Sur ce point, la doctrine sociale de l'Eglise est très explicite et considère la réforme agraire comme une exigence des plus urgentes à mettre en œuvre sans tarder: « Dans de nombreuses situations, des changements radicaux et urgents sont donc nécessaires pour redonner à l'agriculture — et aux cultivateurs — leur juste valeur comme base d'une saine économie, dans l'ensemble du développement de la communauté sociale ».(32)
A ce propos, l'appel que Jean-Paul II a lancé à Oaxaca, au Mexique, aux gouvernants et aux grands propriétaires terriens, est particulièrement dramatique: « Pour votre part, responsables des peuples, classes possédantes qui laissez parfois improductives les terres d'où vient le pain qui manque à tant de familles, la conscience humaine, la conscience des peuples, le cri des pauvres et surtout la voix de Dieu, la voix de l'Eglise vous répètent avec moi: il n'est pas juste, il n'est pas humain, il n'est pas chrétien de maintenir certaines situations manifestement injustes. Il faut employer de vrais moyens, des moyens efficaces au plan local, national et international dans la vaste ligne indiquée par l'encyclique Mater et Magistra. Il est clair que ceux qui peuvent plus doivent y collaborer davantage ».(33)
36. La doctrine sociale affirme à plusieurs reprises qu'il faut garantir la meilleure mise en valeur des potentialités de la productivité agricole dans les régions où un important pourcentage de la population se consacre aux travaux des champs et en dépend. Dans le cas de domaines insuffisamment cultivés, elle justifie, après une indemnisation convenable des propriétaires,(34) l'expropriation de la terre pour la remettre à ceux qui en sont privés ou qui en possèdent d'une manière trop limitée.(35)

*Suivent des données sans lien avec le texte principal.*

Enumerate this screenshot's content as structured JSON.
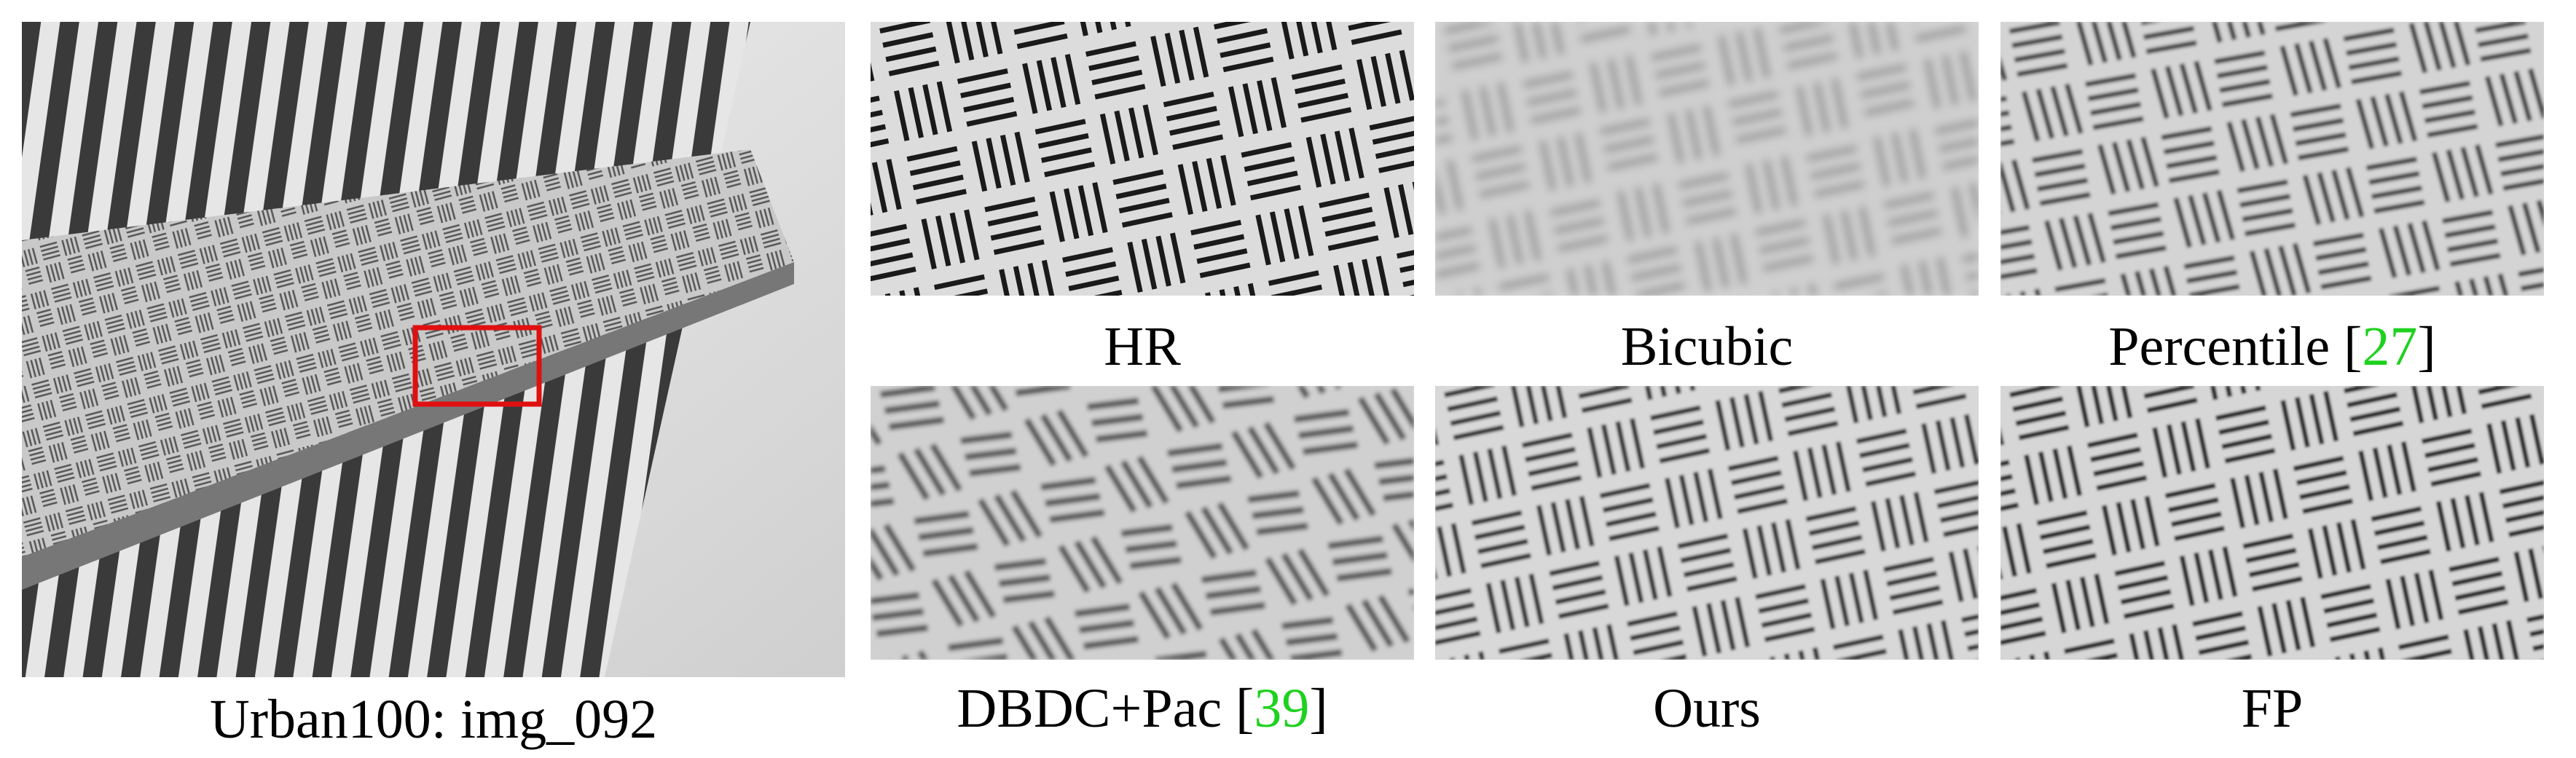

Il est toutefois bon de souligner que, selon la doctrine sociale, une réforme agraire ne doit pas se limiter à la seule répartition des titres de propriété entre les attributaires.
L'expropriation des terres et leur distribution ne constituent que l'un des aspects, et non le plus complexe, d'une politique équitable et efficace de réforme agraire.(36)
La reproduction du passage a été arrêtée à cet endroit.